Ericsson has made a number of enhancement to its cellular network software aimed at boosting the role of cellular networks in the provision of connectivity for IoT.
The enhancements, incorporated in release 16B of Ericsson’s software, are designed to improve support for low complexity, low cost IoT devices with extended battery life, and to improve the indoor coverage of cellular networks.
Announcing the new software, Ericsson pushed the case for cellular for IoT, describing cellular as “A globe-spanning network [that] has been built over the past 20 years, that provides the coverage, security and reliability needed to connect us and bring intelligence to the things that surround us.”

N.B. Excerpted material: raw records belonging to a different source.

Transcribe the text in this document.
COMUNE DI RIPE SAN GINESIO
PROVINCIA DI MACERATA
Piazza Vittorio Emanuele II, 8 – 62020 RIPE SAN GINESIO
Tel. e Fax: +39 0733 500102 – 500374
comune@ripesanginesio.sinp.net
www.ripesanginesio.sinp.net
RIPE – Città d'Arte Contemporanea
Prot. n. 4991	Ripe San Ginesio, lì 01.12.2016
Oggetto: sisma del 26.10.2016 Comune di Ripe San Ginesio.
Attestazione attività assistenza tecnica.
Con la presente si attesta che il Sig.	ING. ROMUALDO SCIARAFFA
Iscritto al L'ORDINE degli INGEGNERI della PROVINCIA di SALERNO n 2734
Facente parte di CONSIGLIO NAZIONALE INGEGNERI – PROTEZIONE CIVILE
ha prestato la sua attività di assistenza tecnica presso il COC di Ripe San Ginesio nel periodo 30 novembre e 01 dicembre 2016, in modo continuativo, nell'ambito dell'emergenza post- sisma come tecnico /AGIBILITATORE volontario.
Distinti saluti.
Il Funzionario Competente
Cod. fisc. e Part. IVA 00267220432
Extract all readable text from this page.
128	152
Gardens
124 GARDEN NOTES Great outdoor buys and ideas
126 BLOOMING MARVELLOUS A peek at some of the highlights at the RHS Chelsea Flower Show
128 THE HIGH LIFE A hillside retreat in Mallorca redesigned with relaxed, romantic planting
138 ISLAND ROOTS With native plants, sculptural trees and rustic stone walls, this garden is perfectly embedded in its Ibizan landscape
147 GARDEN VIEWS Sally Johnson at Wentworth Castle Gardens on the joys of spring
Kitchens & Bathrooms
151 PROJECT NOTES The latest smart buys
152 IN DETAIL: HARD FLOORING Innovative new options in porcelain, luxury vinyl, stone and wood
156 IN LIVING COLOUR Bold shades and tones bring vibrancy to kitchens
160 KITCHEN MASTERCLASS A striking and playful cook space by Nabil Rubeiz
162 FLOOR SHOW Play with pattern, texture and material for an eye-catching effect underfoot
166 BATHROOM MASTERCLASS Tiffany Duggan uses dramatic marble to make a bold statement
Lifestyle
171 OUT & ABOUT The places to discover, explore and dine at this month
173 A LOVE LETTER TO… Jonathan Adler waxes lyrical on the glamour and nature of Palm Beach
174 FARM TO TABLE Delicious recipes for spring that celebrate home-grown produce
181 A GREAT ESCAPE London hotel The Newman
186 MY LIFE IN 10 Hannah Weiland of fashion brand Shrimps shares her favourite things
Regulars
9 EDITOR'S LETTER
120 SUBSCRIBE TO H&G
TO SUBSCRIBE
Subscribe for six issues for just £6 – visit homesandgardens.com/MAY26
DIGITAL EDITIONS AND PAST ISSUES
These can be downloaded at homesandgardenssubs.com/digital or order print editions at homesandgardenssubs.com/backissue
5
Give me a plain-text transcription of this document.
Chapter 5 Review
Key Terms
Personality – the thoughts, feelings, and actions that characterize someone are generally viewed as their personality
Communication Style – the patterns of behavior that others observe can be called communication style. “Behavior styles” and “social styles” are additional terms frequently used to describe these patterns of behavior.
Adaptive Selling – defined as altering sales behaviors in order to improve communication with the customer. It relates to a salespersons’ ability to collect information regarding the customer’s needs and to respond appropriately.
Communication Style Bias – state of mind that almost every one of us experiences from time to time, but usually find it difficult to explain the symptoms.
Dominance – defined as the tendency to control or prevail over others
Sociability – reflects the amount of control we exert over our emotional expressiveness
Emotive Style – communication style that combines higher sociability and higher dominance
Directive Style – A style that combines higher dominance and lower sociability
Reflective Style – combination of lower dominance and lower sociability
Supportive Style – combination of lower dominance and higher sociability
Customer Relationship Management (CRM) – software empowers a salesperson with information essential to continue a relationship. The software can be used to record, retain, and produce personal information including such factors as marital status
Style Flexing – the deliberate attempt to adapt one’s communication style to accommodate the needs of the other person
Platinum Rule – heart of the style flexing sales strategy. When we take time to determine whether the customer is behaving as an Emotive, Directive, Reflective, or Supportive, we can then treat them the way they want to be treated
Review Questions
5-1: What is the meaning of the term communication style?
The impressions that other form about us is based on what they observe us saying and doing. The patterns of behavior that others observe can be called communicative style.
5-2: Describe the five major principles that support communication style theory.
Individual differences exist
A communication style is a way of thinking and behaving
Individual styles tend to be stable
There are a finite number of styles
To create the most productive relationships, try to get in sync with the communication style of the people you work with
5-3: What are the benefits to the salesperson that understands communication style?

Ericsson made the point that “cellular networks already cover 90 percent of the world’s population,” adding that “a number of roadblocks to supporting mass-market adoption of IoT have remained.”
“There are already more than 230 million cellular machine-to-machine (M2M) subscriptions for IoT devices, but certain challenges have limited the potential for large-scale adoption across a variety of use cases, namely: the cost of IoT devices, device battery life, and cellular coverage in both remote areas and deep inside buildings,” Ericsson said.
Ericsson has also been promoting, and demonstrating, the concept of ‘capillary networks’ for IoT. These use a variety of radio technologies that could include, ZigBee, WiFi, Bluetooth, mesh network, and LPWANs to consolidate IoT traffic to hub that provides some monitoring and control functionality and that communications over cellular or other networks to the central monitoring and control system.
New features
Specific enhancements to Ericsson software in 16B are:
- Support for LTE – 0 with half-duplex operation in FDD, which effectively limits functionality and capability to those specifically required for IoT applications, such as large-scale sensor and smart meter deployments. Ericsson claims the reduced complexity cuts device cost by 60 percent compared to devices designed to operate with LTE Category 4. LTE – 0 was specified by 3GPP in release 12 of the LTE specification. It is a precursor to LTE-M which is being specified in Release 13, expected to be finalised in 2016.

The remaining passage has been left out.